MAUNI AMAVASYA – THE DAY OF PRACTISING SILENCE
Mauni Amavasya occurs on the 15th day of the dark fortnight of Magh (January-February). It is derived from the word Muni, literally means an ascetic who practices silence. Mauni Amavasya is believed to be the day of conjunction of the sun and the moon. Fasting is observed on this day. The devotees do not talk to each other during the observance. It is considered highly meritorious to bath in Triveni Sangam on this day.
Mauni Amavasya is a day of spiritual sadhana, to help us calm our restless minds. Mauni Amavasya also has a symbiotic relationship with the Kumbh Mela at Allahabad, being one of its major bathing days. This is reinforced in the annual Magha Mela of the Kalpavasis which views bathing on this day as extremely rewarding.
On this day, large number of Hindu devotees join Kalpavasis at Sangam in Prayag (Allahabad) and meditate the whole day. Thousands of Hindus from all around the world converge at Sangam to take bath on the day.
According to Hindu mythology, ‘Mauna’ (silence) is one of the most important aspects of spiritual discipline. Derived from the word Muni, a Sanyasi or Saint, who practices silence, mauna ideally symbolizes a state of oneness with the self.
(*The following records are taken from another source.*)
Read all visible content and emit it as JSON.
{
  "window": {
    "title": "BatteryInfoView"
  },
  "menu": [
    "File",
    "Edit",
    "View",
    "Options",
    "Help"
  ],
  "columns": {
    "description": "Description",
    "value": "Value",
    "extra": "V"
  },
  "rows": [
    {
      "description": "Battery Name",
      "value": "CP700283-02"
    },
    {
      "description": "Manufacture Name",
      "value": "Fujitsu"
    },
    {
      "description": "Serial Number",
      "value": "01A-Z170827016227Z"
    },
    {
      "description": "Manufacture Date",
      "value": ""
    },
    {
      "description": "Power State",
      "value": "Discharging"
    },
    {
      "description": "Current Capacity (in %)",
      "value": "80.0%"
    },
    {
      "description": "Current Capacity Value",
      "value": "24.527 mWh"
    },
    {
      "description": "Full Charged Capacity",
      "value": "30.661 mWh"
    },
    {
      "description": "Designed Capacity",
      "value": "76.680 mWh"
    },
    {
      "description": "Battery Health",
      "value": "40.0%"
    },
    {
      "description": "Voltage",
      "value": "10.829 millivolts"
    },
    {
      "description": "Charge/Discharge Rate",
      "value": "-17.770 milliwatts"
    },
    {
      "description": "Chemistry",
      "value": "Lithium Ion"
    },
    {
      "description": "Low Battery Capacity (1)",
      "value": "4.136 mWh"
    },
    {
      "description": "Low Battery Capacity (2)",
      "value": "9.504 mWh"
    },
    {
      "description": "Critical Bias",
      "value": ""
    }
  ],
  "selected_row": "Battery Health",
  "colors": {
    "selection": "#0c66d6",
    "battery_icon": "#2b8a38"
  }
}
Apart from its festive and religious import, Mauni Amavasya is a call of the inner self, of the need for initiating an inner ‘dialogue’ with oneself, of the need to start the spiritual journey. Swami Sivananda sees the vow of silence as one of the basic spiritual disciplines for the evolution of the ‘divine life’ of man, starting with the mauna of speech which will lead to mauna of mind. Mauni Amavasya is an opportune time to learn to control the vikshepa, freeing ourselves of distractions so that we can focus within.